Il nous faut trouver des chemins inédits, d’autres géographies, des significations neuves.

La rencontre d’une épaule nue et d’un œil sans iris sur la table de dissection de l’Histoire invite à de nouveaux fantasmes.

Mais ne voyez plus, vous voyez trop, écoutez, entendez le bruit sourd des cornes des boucs en colère, nos frères, se chargeant à mort une ultime fois.

©Thibault Tourmente

Chez Thibault Tourmente, ça prestidigie, ça nombre d’or, ça fractale et ça épouvante dans le sang.

On pense aux quinze numéros de la revue Documents (1929-1931) de Georges Henri Rivière, Georges Bataille et Carl Einstein, à ce qui écartèle, troue, stupéfie et invente dans la déchirure de l’image des significations imprévues.

Contre la fascisation et la réification des liens, les pieds nus, la délicatesse au cou de faon, la danse burlesque des primitifs de toujours.
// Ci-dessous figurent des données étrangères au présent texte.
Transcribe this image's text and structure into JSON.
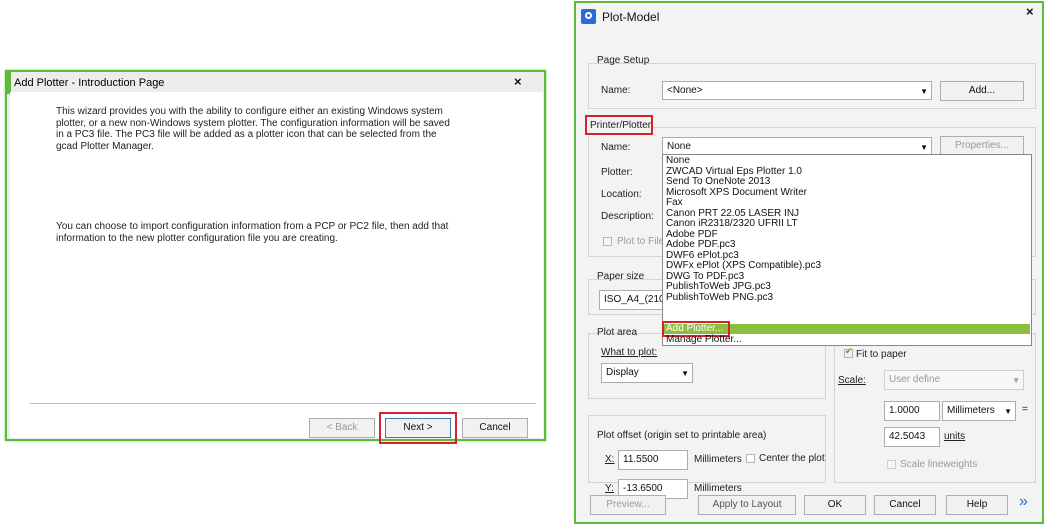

Thibaut Tourmente produit des images somnambules où Albert Renger-Patzsch discute avec Bertolt Brecht sur les derniers soubresauts de la civilisation bourgeoise, ce champ de ruines.

©Thibault Tourmente

Il faut tout reprendre à zéro, du caillou, de la toison féminine, du cadavre des peuples martyrisés, et construire des ponts, des arches d’alliance, des brouillons et des sentes de griffures.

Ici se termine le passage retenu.